Anyone who wears glasses, or just sunglasses, knows that the pair you wear affects how you look, and how you see. So you should put some thought into the pair you pick.
I remember getting my first pair of glasses back in the 6th grade. It was a big deal and I remember the selection process very well. The first step was to know the price point my parent’s insurance would cover- it was low. The second, and at the time I thought the most important, was to know I was only looking at the men’s section. Lastly, and this part was the hardest because there were no signs or labels, though there were small hints called “brands” on the inside of the stem, was to try to remember what the glasses looked like in the GQ magazine I browsed while loitering at the grocery store.In the end none of it mattered because I was a self conscious kid and the next day at school some kid said, “Nice glasses Clark Kent”. Embarrassed I stuffed the glasses in my pocket vowing to wear them as little as possible.I have learned some things since then and in recognizing the value in those lessons, I am passing them along to you.
First, consider who you are and what you need. Below is a link illustrating the most flattering frame shape in relation to your face. You can trust Esquire.
Frame shape will help ensure you are seen in the most flattering way possible. now what you actually see while looking through the lenses is another story.
For corrective lenses this is all prescription so trust the doctor, but for shade from the sun there are options. Always go with UV protection, then do as you please with amber tint, mirrored, or the proverbial rose colored. All of these will effect what you see when you put them on.

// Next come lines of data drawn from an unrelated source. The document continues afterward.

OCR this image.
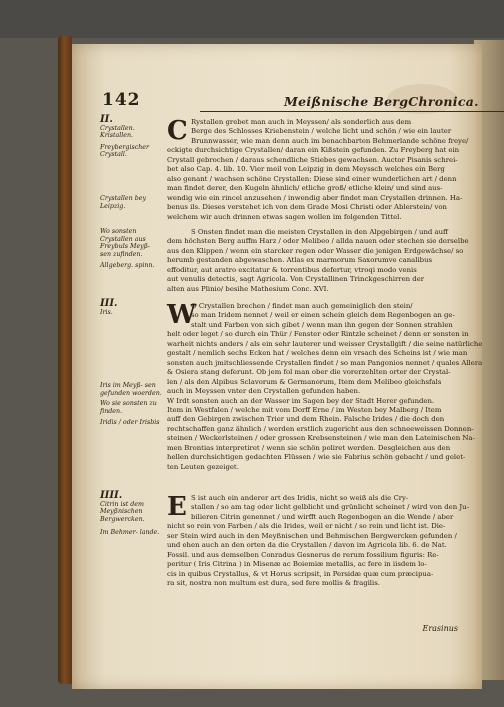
142	Meißnische BergChronica.
II.
Crystallen. Kristallen.
Freybergischer Crystall.
Crystallen bey Leipzig.
C Rystallen grebet man auch in Meyssen/ als sonderlich aus dem
Berge des Schlosses Kriebenstein / welche licht und schön / wie ein lauter
Brunnwasser, wie man denn auch im benachbarten Behmerlande schöne freye/
eckigte durchsichtige Crystallen/ daran ein Kißstein gefunden. Zu Freyberg hat ein
Crystall gebrochen / daraus schendliche Stiebes gewachsen. Auctor Pisanis schrei-
bet also Cap. 4. lib. 10. Vier meil von Leipzig in dem Meyssch welches ein Berg
also genant / wachsen schöne Crystallen: Diese sind einer wunderlichen art / denn
man findet derer, den Kugeln ähnlich/ etliche groß/ etliche klein/ und sind aus-
wendig wie ein rincel anzusehen / inwendig aber findet man Crystallen drinnen. Ha-
benus ils. Dieses verstehet ich von dem Grade Mosi Christi oder Ablerstein/ von
welchem wir auch drinnen etwas sagen wollen im folgenden Tittel.
Wo sonsten Crystallen aus Freybuls Meyß- sen zufinden.
Allgeberg. spinn.
S Onsten findet man die meisten Crystallen in den Alpgebirgen / und auff
dem höchsten Berg auffm Harz / oder Melibeo / allda nauen oder stechen sie derselbe
aus den Klippen / wenn ein starcker regen oder Wasser die jenigen Erdgewächse/ so
herumb gestanden abgewaschen. Atlas ex marmorum Saxorumve canalibus
effoditur, aut aratro excitatur & torrentibus defertur, vtroqi modo venis
aut venulis detectis, sagt Agricola. Von Crystallinen Trinckgeschirren der
alten aus Plinio/ besihe Mathesium Conc. XVI.
III.
Iris.
Iris im Meyß- sen gefunden woerden.
Wo sie sonsten zu finden.
Iridis / oder Irisbis
W
O Crystallen brechen / findet man auch gemeiniglich den stein/
so man Iridem nennet / weil er einen schein gleich dem Regenbogen an ge-
stalt und Farben von sich gibet / wenn man ihn gegen der Sonnen strahlen
helt oder leget / so durch ein Thür / Fenster oder Rintzle scheinet / denn er sonsten in
warheit nichts anders / als ein sehr lauterer und weisser Crystallgift / die seine natürliche
gestalt / nemlich sechs Ecken hat / welches denn ein vrsach des Scheins ist / wie man
sonsten auch jmitschliessende Crystallen findet / so man Pangonios nennet / quales Allera
& Osiera stang deferunt. Ob jem fol man ober die vorerzehlten orter der Crystal-
len / als den Alpibus Sclavorum & Germanorum, Item dem Melibeo gleichsfals
auch in Meyssen vnter den Crystallen gefunden haben.
W Irdt sonsten auch an der Wasser im Sagen bey der Stadt Herer gefunden.
Item in Westfalen / welche mit vom Dorff Erne / im Westen bey Malberg / Item
auff den Gebirgen zwischen Trier und dem Rhein. Falsche Irides / die doch den
rechtschaffen ganz ähnlich / werden erstlich zugericht aus den schneeweissen Donnen-
steinen / Weckerlsteinen / oder grossen Krebsensteinen / wie man den Lateinischen Na-
men Brontias interpretiret / wenn sie schön poliret werden. Desgleichen aus den
hellen durchsichtigen gedachten Flüssen / wie sie Fabrius schön gebacht / und gelet-
ten Leuten gezeiget.
IIII.
Citrin ist dem Meyßnischen Bergwercken.
Im Behmer- lande.
E S ist auch ein anderer art des Iridis, nicht so weiß als die Cry-
stallen / so am tag oder licht gelblicht und grünlicht scheinet / wird von den Ju-
bilieren Citrin genennet / und wirfft auch Regenbogen an die Wende / aber
nicht so rein von Farben / als die Irides, weil er nicht / so rein und licht ist. Die-
ser Stein wird auch in den Meyßnischen und Behmischen Bergwercken gefunden /
und ehen auch an den orten da die Crystallen / davon im Agricola lib. 6. de Nat.
Fossil. und aus demselben Conradus Gesnerus de rerum fossilium figuris: Re-
peritur ( Iris Citrina ) in Misenæ ac Boiemiæ metallis, ac fere in iisdem lo-
cis in quibus Crystallus, & vt Horus scripsit, in Persidæ quæ cum præcipua-
ra sit, nostra non multum est dura, sed fere mollis & fragilis.
Erasinus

Some people call this tinting. Some call it perspective. It can also be called a theoretical lens. But no matter the moniker, where you stand and the direction you face, will effect what you see and how you view it.
Let me illustrate, not just what this means, but why it might matter.
Go back up to that Esquire graphic and look closer. What do you notice? Are you looking for the shape that most closely matches yours? Are you noting the brand names suggested with each frame shape and are you at all skeptical that no brands are repeated? Maybe you are like me and are thinking about how the shape of your face has shifted thanks to a shifting hair line and that newly gained flesh between your jaw and neck?
Did you notice that all of the illustrations were of men who appear to be white? Or maybe not white, because how could you really know if one was from China or India? But did you notice the hair? Why or why not? Why don’t any of the illustrations appear to be black? Does it matter? Does it matter to you?
Maybe it has something to do with your lens.
Everyone wants to look good. Even people who claim they pay no attention to physical appearance are still concerned with image. Those who choose not to “dress to impress” are still pushing an image. They just don’t want to be seen as one who cares what you see, which may be accurate for the person in question. They might really not care what you think. But we are all seen none-the-less and we all see things a certain way.
And this effects all of us.
It changes our conversations and influences how we listen and hear. It changes how we vote and with whom we associate and quite often paints what we think is or is not true.
I might think I look hot, you might disagree, but don’t try to deny that I have a face. Check and change your lens, turn this way and that, collect perspectives and views, but then look right at me, or you, or them, and know, and accept, and believe, that there are faces all around and they are people and they matter.
The fact that we all have a lens that influences our vision does not negate some fundamental truths. Everywhere, there is a base, a foundational fact, a place at which there is no argument. A place on which we can begin to build. A face shape. A place to start.
Once you know where to start you can begin making better decisions.
My first pair of glasses began with me having no idea what I really wanted but rather me being told by all sorts of others what I should choose. In the end it didn’t really matter because from where I was sitting, and with the tools I had, I could too easily be pushed around by some other kids whose self interests paid no attention to mine.
So remember, in everything, your lenses matter. How confident are you in the pair you are wearing?